Now, simply set up an augmented coefficient matrix to solve, and/or calculate the determinant of the $3\times 3$ coefficient matrix.

$$\begin{pmatrix} 4 & -3 & 2&|& -4\\ 6 & -2 & 3 &|&-1\\ 5&-3&2&|&-3\end{pmatrix}$$

Answer 2

The systems are more easily read when variables are grouped by colums. For instance, every term in $x$ should be on the same columns as others from other lines. And the constant terms are usually placed to the right of the equal signs.

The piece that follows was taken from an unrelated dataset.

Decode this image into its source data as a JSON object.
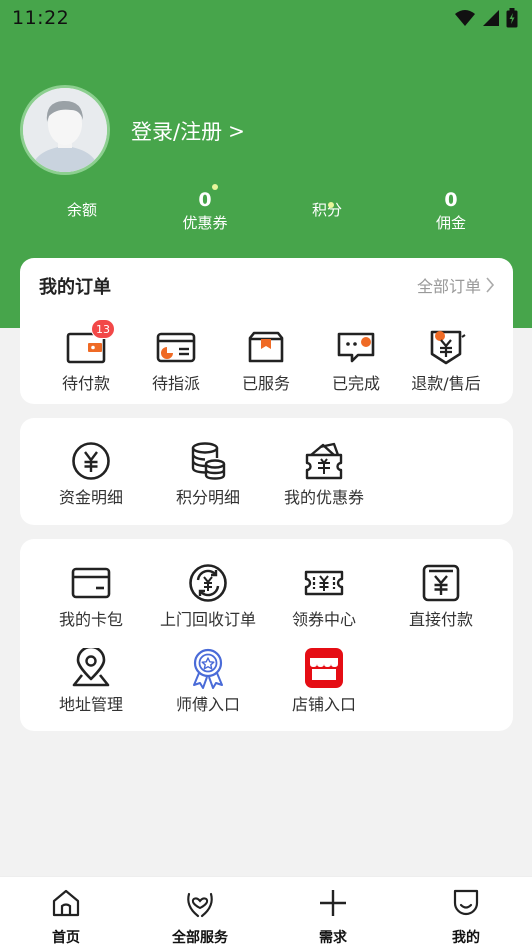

As for your question concerning the second line, it is no different from the other lines if you realize that $y/3$ is the same as $\frac{1}{3} y$.

Eventually, you get: $$ \left\{ \begin{array}{llll} 4x &-3y &+ 2z &= -4\\ x &-\frac{1}{3} y &+ \frac{1}{2} z &= -\frac{1}{6}\\ 5x &-3y &+2z &= -3\\ \end{array} \right. $$

edit: fixed alignment of terms

Answer 3

Usually for a linear system, you put variables on the same side, and align columns like this:

$$\left\{\begin{eqnarray} 4x &-& 3y &+& 2z &=& -4\\ x &-& \frac 13y &+& \frac 12z&=&-\frac16\\ 5x&-&3y&+&2z&=&-3\\ \end{eqnarray}\right.$$

And you may multiply some rows by a constant to eliminate fractions:

$$\left\{\begin{eqnarray} 4x &-& 3y &+& 2z &=& -4\\ 6x &-& 2y &+& 3z&=&-1\\ 5x&-&3y&+&2z&=&-3\\ \end{eqnarray}\right.$$

Now, one thing that would be obvious, is that, subtracting third and first rows, you get $x=1$.

Then, computing $3R_1-2R_2$ gives $-5y=-10$ or $y=2$.

You finish with $2z=-4-4x+3y=-2$ so $z=-1$.